There has been a discovery in the online marketing and data/statistics world in the last few years. We have had more websites, products and tools created online than we can possibly keep track of. The terms to describe this deluge of activity we have been hearing the most are “data overload” and “information overload” from both companies and consumers. This Google Magazine uses the term Data Obesity to describe this phenomenon.
They ask the question, why is more data always better?
I think the idea of “more data us better” is common from people who lived before the Internet was prevalent. We had to work hard to find data. Researching something meant going to a library and looking in a card catalog (or maybe something called Gopher) and then finding your way around the Dewey decimal system to find that book. And then sometimes they didn’t even have the book because it was checked out or possibly it was just filed wrong because nobody understood the Dewey decimal system.
On a related note recently we got invited to my cousin’s wedding in Santa Fe New Mexico. My dad promptly went to the library and checked out 3 books on Santa Fe and New Mexico. I cringed. He asked how to find out the flights to book something without a travel agent. I realized I have been traveling since 2000 this way and he stopped traveling about that time so he never has. I introduced him to Travelocity, it was mind blowing and a bit of data overload compared with the OAG book he used to use in the 80′s.
The point here is that finding data was really difficult. People had control over its distribution because it was in print. When it became more freely accessible due to Google and other companies efforts we assumed this would be good, because people could remember where to find it and use it whenever we wanted. We never thought it would get this big so fast. Now travel sites are overwhelming, they have too many choices and there are too many of them trying to get you to opt into something you don’t want while being over charged for bringing a suitcase on a flight. This is just one example of how data has gone exponential so quickly.
Others of us have come to a data overload conclusion when they have 200 emails in several in-boxes, 1000+ rss reader posts from feeds waiting, several work projects, 500+ Facebook wall posts in their feed and hundreds of tweets that have gone un-read. This is among a climate where you have to follow-up with projects 5-10 times to get things done, post blogs/tweets/FB status updates daily to keep on people’s radar, empty the DVR so it doesn’t get overloaded and auto delete something you really wanted, listen to the radio on the way to work just in case something big happens and still find time to scoop the litter box before it gets full and the cats poop on the floor.
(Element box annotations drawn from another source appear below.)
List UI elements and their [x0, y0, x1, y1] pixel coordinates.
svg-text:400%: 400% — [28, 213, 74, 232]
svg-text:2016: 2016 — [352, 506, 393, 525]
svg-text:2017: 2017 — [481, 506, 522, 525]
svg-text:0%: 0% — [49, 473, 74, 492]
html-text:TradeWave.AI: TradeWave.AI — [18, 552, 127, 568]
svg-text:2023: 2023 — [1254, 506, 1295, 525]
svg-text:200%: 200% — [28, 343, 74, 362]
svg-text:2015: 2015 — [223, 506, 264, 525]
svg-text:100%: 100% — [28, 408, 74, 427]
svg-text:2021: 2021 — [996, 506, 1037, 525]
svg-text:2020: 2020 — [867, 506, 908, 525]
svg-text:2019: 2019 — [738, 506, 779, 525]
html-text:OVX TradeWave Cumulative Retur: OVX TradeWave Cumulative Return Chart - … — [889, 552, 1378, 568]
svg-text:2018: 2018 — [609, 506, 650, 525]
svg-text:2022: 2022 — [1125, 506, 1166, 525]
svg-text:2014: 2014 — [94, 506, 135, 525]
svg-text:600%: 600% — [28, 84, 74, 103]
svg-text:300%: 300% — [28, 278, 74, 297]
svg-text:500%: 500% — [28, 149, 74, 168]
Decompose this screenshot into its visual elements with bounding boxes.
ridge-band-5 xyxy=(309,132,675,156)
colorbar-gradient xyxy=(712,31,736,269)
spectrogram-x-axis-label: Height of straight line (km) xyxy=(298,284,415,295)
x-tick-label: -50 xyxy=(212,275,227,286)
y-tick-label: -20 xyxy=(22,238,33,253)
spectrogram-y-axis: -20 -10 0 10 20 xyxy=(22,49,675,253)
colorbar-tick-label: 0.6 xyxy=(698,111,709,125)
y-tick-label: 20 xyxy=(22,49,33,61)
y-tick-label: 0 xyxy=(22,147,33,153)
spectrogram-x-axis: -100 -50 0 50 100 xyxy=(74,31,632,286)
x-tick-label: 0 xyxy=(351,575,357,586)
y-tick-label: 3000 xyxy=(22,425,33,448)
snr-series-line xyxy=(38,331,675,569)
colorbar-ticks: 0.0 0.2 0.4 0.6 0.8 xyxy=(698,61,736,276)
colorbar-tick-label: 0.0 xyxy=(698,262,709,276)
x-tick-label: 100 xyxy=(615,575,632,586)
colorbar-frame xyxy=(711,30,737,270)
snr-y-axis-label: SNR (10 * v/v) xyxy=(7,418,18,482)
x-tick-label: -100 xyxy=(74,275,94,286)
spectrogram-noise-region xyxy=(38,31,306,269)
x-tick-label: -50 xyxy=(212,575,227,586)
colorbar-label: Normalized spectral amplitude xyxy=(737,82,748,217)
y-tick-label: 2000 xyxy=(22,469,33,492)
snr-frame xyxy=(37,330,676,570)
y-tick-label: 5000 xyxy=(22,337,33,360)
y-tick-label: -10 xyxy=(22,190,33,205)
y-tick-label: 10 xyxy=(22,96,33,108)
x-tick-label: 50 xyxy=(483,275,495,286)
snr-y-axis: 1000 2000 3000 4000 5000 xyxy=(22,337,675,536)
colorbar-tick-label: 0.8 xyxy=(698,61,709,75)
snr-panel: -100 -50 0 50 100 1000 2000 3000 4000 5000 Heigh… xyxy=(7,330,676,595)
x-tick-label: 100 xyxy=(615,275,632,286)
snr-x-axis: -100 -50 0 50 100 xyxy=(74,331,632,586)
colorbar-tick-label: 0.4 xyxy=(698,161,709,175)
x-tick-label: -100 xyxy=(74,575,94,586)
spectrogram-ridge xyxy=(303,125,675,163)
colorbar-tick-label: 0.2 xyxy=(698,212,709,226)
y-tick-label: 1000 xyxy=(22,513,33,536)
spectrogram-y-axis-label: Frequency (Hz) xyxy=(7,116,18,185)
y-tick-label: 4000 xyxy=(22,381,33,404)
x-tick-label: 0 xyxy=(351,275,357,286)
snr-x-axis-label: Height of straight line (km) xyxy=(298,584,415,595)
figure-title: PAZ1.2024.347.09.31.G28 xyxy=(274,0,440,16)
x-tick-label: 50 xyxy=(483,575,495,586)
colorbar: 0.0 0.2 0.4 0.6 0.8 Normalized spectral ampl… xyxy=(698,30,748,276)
And the real purpose in all those tweets/FB posts and feeds is that you business changes yearly and if you don’t know about the latest trend and some real insights about it before your boss asks about it, you won’t have a job for all that long. (in digital marketing)
Having data overload be a “good” problem to have from some people’s perspective (as in that it is growth oriented). The democratization of publishing combined with tracking methodology and databases have all contributed to this problem, giving everyone a voice, a potential following of readers, a data trail to analyze and method to say something important online 24/7/365. And then we have an even bigger problem of processing what is being said, figuring out if it is important or not and sharing/processing/saving it in some way if it is. Acting on that data is way down the line and many of us don’t even get there.
And this isn’t even the big problem with data overload. Where will we store it all? Why do tweets disappear from search so quickly? Because there are millions of them and the failwhale is full. According to the ThinkQuarterly UK, there are 800 Exabytes of data/information created every two days. It took humans from the beginning of civilization until 2003 to create the first 800 Exabytes, and we’re on a roll now.
Where does all this seemingly random data go? How will we know what it says without having to go into a database table and read specific field information? Where are the software tools to manage all this and still give humans the ability to customize the out put in ways that match the behavior or business purposes that we really need? Does any of this stuff ever get deleted?
These are all huge questions we have to answer as more people publish, share, create, track and do business online. We also have to weigh the possibilities of sharing data openly and locking it behind walls as well as how will people comprehensively find what they need when they want to as well as gauge the validity/accuracy of the information presented?
I’m betting on paid services for personal and business data management/archiving & Analysis tools. We will pay for good analysis, good data access & processing and good reliability/backups when we feel the pain of missing good insight, losing good data and just too much happening. Both personally and professionally. But unless you know how to work with SAP, SPSS, SQL, Oracle or a bunch of other systems data management is largely out of your control at this point. They are the librarians of our digital data and they need to find a workable way to Dewey decimal system it back into order and allow us to use it as humans need to.